Azrael smiled. He hadn’t drowned in unrequited love for this woman for years without learning when to take a hint. And he most certainly did not love her anymore. He couldn’t. It would be too embarrassing, too pathetic, to hang on after discovering years ago that he’d never been more than an itch for her to scratch. He’d be damned if he stood here awkwardly waiting for her to ask him to leave.
“Happy early birthday,” he said, hoping it came across casual, and like the date wasn’t seared into his brain. “I have to go.” He turned away from her. “Emily Lickinson, you know.”
“It was good to see you.” She gave him a smile that he felt deep in his chest as he held the door open for people filing in, suddenly eager for an evening tea and snack.
He should have been charming, but his tongue felt incapable, so he raised a hand, waving. He walked away toward the corner store for the cat food and then toward home and the giant, fluffy monster that was probably murdering all of his mother’s best upholstery.
The least he could do was stay away from Hopelessly Tea-voted and Victoria for a respectable amount of time.
CHAPTER 4Victoria
She didn’t want him to leave, even if he did have a cat, of all things, to get back to. But like he had after the unfortunate happenstance in college, Az turned away too soon and left her wanting. He was not the accomplice she had counted on in childhood. The friend she had valued so much in high school. He was just the man she’d made a mistake with in college.
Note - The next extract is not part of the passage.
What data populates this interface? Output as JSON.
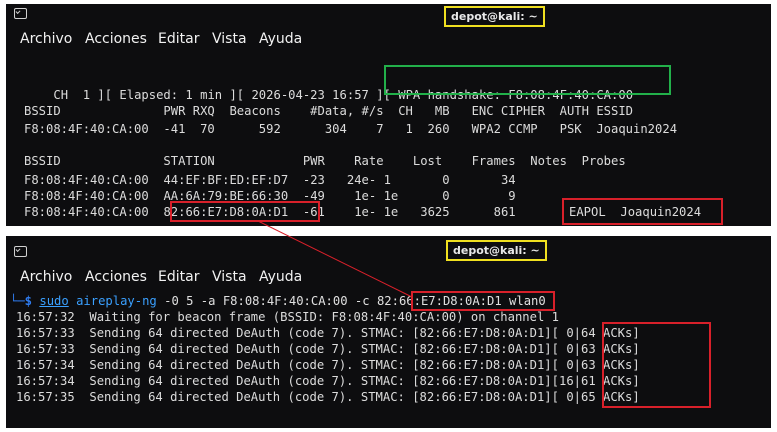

Pushing the thought out of her mind, she told herself that it had been years, several flings, and an entire asshole boyfriend since that incident. It certainly did not deserve to occupy this much real estate in her mind, however titillating it was to sometimes turn it over.
No. She would not keep thinking about this.
She closed the shop, ready to give Priscilla a piece of her mind for failing to mention Azrael’s return. The last she’d heard, he was still in California, probably relaxing on sandy beaches with a lover on his arm. Perfect and mundane and totally magicless, the way he’d wanted it when he fled as far as he could get from Hallowcross, Vermont, as fast as possible.
She set her phone on the counter and pressed Priscilla Hart’s number, switching it to speaker.
“Priscilla Hart, reluctant devotee of an electronic device with too much control over my life.”
“It’s just a cell phone, Prissy.”
“Victoria! How’s the leak in the shower ceiling?”
“You fixed it perfectly—thanks for that. You failed to mention, though, that Azrael was back in town.”
“Did I? That’s odd. Must have slipped my mind. He’s here to stay, you know. Has he been by the shop?”
The flat brightness of her tone was not fooling Vickie; her old friend had been scheming.
Priscilla barreled on, “Prickly and suspicious, Azrael. And always so worried. I’m sure it was nice for you two to run into each other again organically.”
Wiping down a counter, Vickie rolled her eyes, glad she had not opted for a video chat.
It was true that Azrael took a while to warm up to people, but once he did, he bloomed like the roses his mother used to grow in her garden in shades of crimson, scarlet, and black. Gorgeous and fragrant with a loyalty worth waiting for.
Azrael had once been witch roses to her, magical and blossoming in colors uncanny to the human world. The angles of his face were obscenely sharp, breathtaking to some and distasteful to others, but she had thought that she could see him, really see him. The way that long ago, in his mother’s gardens, she had seen that the thorn beneath the shiny flesh of the bloodred flower was as delicate and lovely as any mundane thing.
“Victoria? Are you still there?”
“Yes,” she said. “Just cleaning up here, lost in thought. Anything else major you need to tell me? Another sibling I don’t know about? Did you call my disastrous college girlfriend too? Maybe you could dig up an old high school flame to show up next week and embarrass me.”
She picked up the teacups that had been drying in a rack and began to stack them in the cabinet. Priscilla’s mother had such charming and eclectic taste in the servingware here.
“Actually, if you must know, I do have other news. I’m seeing someone delicious and delightful.”
“All right, joking aside, tell me everything,” said Vickie,careful not to drop any of Persephone’s legacy of bat and cat and witch mugs.
“Hold on, let me get comfortable. This is a great story.” The sound of rustling over the phone must have been Prissy settling into one of the plush armchairs at Hart Manor. The memory twisted, just a little bit sharp. It was the cozy furniture she missed so much. Not him. “So,” said Prissy. “Her name is Evelyn Vishwakumar, and she lives in the most gorgeous condo, temporarily of course; she’s here for Witchery Council business. She has the dreamiest Disney princess eyes, and I am just fucking obsessed with her.”
Vickie smiled as she swept the floors.
“Go on.”
“She could be the heroine in a romance novel, Victoria. I went to an honest-to-goddess film festival with her. I wore an outfit that wasn’t black.”